Interview with Mr Klein, French judge, by Karl Donvil

Mr Klein, is this the first time you have judged here in the Czech Republic?

No, I have judged in the Czech Republic on numerous occasions. I also get invited here because of my language skills, as I speak German (which is spoken in this country). It's a very important criterion, and I also speak French and English.

Comparing it with your experience of other shows, what do you think of this event?

The organisation of this major event is perfect. We had three very capable secretaries in the ring. They spoke English, so we were able to communicate in that language. They proved to be extremely efficient. The participants were in the ring on time for their dog(s) to be judged, unlike in France, where the contestants often keep us waiting.

So discipline was a key word, and that made things easier?

Oh yes, quite so - if you want to keep to the schedule, it is essential that people turn up for the judging on time.

Which breeds did you judge?

On Thursday, I judged all the small Spitzes and on Friday the large and medium ones and the Japanese Spitzes.

Is that your speciality?

Precisely. I'm the President of the French and Italian club.

What do you think of the quality of the dogs in general?

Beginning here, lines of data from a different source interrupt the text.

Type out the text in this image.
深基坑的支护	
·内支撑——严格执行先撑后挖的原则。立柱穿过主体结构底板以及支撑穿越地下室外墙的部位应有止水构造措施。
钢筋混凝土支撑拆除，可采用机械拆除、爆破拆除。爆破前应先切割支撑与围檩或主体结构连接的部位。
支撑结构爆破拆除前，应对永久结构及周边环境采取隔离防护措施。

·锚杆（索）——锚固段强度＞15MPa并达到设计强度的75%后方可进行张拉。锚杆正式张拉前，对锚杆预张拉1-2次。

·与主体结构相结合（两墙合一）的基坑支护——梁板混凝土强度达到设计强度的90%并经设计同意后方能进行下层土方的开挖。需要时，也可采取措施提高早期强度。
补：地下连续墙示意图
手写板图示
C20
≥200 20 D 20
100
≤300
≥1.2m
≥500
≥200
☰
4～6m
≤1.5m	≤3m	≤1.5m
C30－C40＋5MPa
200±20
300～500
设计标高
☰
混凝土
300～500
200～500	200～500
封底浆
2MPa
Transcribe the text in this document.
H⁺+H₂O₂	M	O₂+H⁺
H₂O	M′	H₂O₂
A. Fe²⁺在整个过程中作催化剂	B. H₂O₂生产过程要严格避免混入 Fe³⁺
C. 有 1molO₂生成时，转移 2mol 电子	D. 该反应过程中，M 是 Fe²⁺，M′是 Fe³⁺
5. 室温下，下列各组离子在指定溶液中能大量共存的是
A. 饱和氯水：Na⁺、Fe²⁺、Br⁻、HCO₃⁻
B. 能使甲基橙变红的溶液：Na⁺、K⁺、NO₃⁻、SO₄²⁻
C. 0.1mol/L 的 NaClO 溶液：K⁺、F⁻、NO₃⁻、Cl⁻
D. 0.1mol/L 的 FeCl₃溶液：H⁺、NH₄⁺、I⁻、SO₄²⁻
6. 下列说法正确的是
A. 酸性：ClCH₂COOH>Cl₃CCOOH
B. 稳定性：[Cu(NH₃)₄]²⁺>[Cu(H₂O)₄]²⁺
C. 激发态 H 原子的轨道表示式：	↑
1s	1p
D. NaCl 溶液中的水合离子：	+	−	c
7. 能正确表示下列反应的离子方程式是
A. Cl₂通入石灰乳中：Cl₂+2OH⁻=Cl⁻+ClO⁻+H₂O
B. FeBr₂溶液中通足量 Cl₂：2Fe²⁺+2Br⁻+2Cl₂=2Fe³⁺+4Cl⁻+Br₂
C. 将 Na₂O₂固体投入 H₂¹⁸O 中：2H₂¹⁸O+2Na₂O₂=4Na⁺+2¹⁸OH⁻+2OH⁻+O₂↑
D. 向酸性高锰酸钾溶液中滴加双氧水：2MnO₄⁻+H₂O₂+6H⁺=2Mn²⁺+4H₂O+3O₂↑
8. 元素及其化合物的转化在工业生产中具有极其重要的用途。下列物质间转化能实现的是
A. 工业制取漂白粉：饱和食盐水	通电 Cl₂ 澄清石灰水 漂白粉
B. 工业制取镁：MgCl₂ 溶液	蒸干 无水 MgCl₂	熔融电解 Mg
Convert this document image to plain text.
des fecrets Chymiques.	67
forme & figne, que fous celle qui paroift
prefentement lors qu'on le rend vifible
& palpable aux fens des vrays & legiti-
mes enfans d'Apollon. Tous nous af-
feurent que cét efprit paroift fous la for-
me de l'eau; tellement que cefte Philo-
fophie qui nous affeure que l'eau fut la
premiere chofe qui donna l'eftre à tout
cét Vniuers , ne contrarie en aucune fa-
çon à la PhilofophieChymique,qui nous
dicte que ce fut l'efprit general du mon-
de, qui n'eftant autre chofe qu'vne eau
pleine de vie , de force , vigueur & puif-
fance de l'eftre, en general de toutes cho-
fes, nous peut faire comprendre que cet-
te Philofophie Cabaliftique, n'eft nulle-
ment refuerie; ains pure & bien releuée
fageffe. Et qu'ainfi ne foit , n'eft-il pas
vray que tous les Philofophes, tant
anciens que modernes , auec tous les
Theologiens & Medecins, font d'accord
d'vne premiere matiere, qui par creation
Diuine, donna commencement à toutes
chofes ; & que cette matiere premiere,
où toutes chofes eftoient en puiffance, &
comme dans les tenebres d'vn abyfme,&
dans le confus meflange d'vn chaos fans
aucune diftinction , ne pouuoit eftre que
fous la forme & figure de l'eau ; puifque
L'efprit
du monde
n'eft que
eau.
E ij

It was just like at home; there are some dogs that stood out from the norm and others that were fairly average: without any significant faults, but nondescript. On the other hand, in terms of handling, the people seemed more professional.

What would you have changed in this show if you had been a member of the organising committee?

The only thing that could have been better was the flow of information. When they invited me, the organisers offered to buy my plane ticket and send it to me. However, as I live a long way from Paris, I would have preferred to buy my ticket myself, as there is an airport two hours drive from my home. Also, I didn't know that the plane wasn't going to Brno, so I had a few problems in that regard.

What could be changed in French shows when compared with this show in Brno?

If there were one thing that could be improved in France, it would be the discipline of the participants. When we call them to the ring, they arrive late, then afterwards they complain that their dogs haven't been judged. As far as handling is concerned, the people are more professional here and on the whole very polite and well-educated.

Which aspect struck you as being the most positive during this show?

I loved the ring of honour; the entrance of the dogs was great, as was the way the groups were presented. The judging was quick, and the finals in the ring of honour did not take hours, which is very important. This ring of honour was really very beautiful. Finally, I also found the atmosphere between colleagues to be very good, although we didn't all know each other.

Mr Klein, thank you very much for this interview.